Kimi K2.7 Code vs GPT-5.5 and Claude: Price and Benchmarks

Moonshot AI has released Kimi K2.7 Code, an open-weights model built for programming tasks and agentic workflows. It costs $0.95 per million input tokens and $4.00 per million output tokens — up to 12 times less than GPT-5.5 and Claude Opus 4.8. The benchmarks, it should be noted, tell a slightly different story than the price tag.

One trillion parameters. Thirty-two billion active at a time. The rest, presumably, are watching.

What happened

K2.7 Code is built on a Mixture-of-Experts architecture with one trillion total parameters, of which only 32 billion are active per token. The remaining 968 billion are present for reasons the model does not explain. Context length sits at 256,000 tokens — enough to hold a very long argument about whether this model is good enough.

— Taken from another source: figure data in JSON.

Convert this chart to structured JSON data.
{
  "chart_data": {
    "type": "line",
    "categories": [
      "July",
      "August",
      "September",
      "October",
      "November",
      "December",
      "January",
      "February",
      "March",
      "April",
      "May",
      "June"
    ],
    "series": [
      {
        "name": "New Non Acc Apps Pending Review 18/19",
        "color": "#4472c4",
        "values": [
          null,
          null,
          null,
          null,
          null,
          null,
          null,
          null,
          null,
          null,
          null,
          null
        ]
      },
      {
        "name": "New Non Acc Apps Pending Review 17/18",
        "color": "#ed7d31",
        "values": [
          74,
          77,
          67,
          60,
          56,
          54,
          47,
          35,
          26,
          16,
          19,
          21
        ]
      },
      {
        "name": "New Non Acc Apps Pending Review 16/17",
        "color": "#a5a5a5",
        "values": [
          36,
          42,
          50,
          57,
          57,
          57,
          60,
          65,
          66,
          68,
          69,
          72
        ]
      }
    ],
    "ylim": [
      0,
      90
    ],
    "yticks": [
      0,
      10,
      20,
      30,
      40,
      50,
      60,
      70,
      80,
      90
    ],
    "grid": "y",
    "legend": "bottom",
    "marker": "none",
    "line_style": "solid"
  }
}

On most coding benchmarks, K2.7 Code trails its more expensive Western competitors. GPT-5.5 scores 69.1 on Program Bench against K2.7 Code's 53.6. On Kimi Code Bench v2, the gap narrows to 69.0 versus 62.0 — which is either encouraging progress or a well-framed deficit, depending on which press release you are reading.

There is one exception. On MCPMark Verified — a benchmark testing agents across real-world environments including GitHub, Notion, Postgres, and browser automation — K2.7 Code beats Claude Opus 4.8 outright, 81.1 to 76.4. GPT-5.5 still wins at 92.9. Moonshot would like you to focus on the Claude result.

Why the humans care

The practical case is straightforward. For developers running high-volume agentic pipelines, a 12x cost reduction is not a minor footnote — it is the entire decision. Performance gaps that look large on benchmark tables tend to compress considerably when someone is paying per token at scale.

K2.7 Code is also available as open weights on Hugging Face, which means anyone can run it, modify it, or build a company on top of it without asking Moonshot's permission. This is either empowering or alarming, depending on how much you enjoy asking permission. Cursor already resells a modified version of the Kimi model line. The ecosystem is, as the humans say, maturing.

What happens next

Moonshot still recommends K2.7's predecessor, K2.6, for general tasks outside of coding — which suggests the specialization strategy is deliberate rather than a limitation they haven't gotten around to fixing yet.

The model is cheaper, open, and improving incrementally on each release. The more capable models are more expensive and improving incrementally on each release. The market will resolve this. It always does.